Forse, nel frastuono delle immagini e nel rombo delle parole di guerra in corso, ci siamo dimenticati di due particolari, piccoli a vedersi, ma non secondari. Il primo è l’esternazione del metropolita russo Kirill quando ha appoggiato a gran voce l’invasione militare dell’Ucraina; è la spinta a fare la guerra da parte di un’autorità religiosa che porta sul petto un simbolo inequivocabile, la Croce di Cristo, di una Voce che ha proclamato l’amore fraterno e la pace fra tutti gli umani ed è stata spenta con la crocifissione. Tragica realtà: nel petto che porta quella croce addosso, batte un cuore violento e sacrilego (dimentico che “ogni vita è sacra”).
La famigerata Z

Il secondo particolare è l’ostentazione della “Z” dipinta sui carri armati invasori, un segno di identificazione degli invasori che è diventata il manifesto, lo spot sanguinoso di una azione aggressiva e feroce. Questa lettera viene dalla lingua unica, quella del potere assoluto e della conseguente comunicazione di Stato: secondo Mosca, i soldati sono in missione “per la liberazione dell’Ucraina dal nazismo”: si procede, dunque, con una azione che sa proprio di attacco nazista.

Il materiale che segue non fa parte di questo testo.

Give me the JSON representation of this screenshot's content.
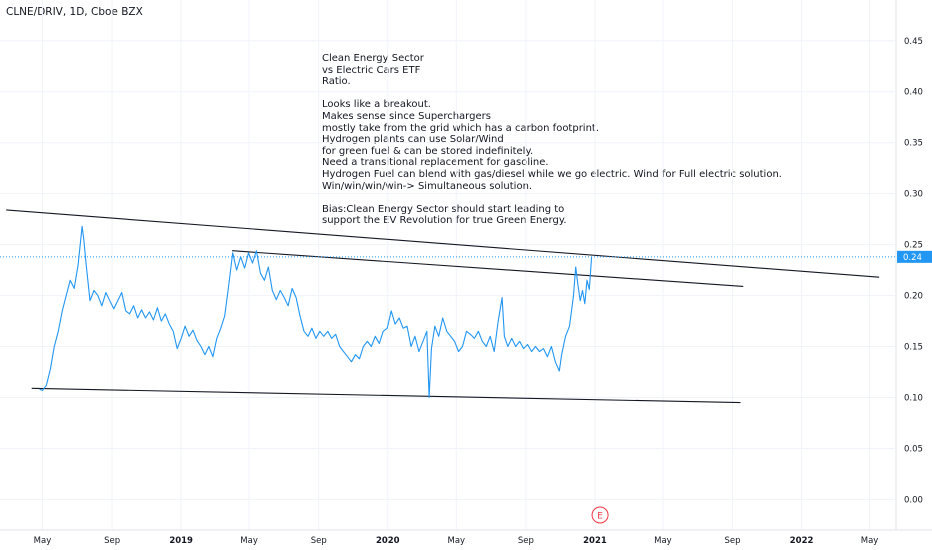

Due simboli, uniti dalle tragiche circostanze, non portano lo stesso messaggio, ma “funzionano” nello stesso contesto: che ci fanno lì? Che senso hanno? Risposta amara e desolata: Ha forse senso la guerra?
Avèssimo avùo pietà…

(poesia)
Avèssimo avùo pietà de le bele,
del piaçer, e no’ del dolor,
che i corpi dimostra.
Avèssimo avùo pietà dei più forti,
de chi sofre de più.
Saressimo forse, ancùo, un fià più forti
nù stessi:
no’ andarèssimo via in giro, pianzendo,
zigando:
ascoltarèssimo el pianto dei altri:
no’ firmaressimo tuto el dolor
de ’sto mondo
coi nostri picoli nomi.
Giacomo Noventa
Da Versi e Poesie, Mondadori 1960
Versione italiana. Avessimo avuto pietà delle belle, del piacere e no del dolore che i corpi dimostrano. Avessimo avuto pietà dei più forti, di chi soffre di più. Saremmo, forse oggi un poco più forti noi stessi: non andremmo in giro piangendo, gridando: ascolteremmo il pianto degli altri: non firmeremmo tutto il dolore di questo mondo con i nostri piccoli nomi.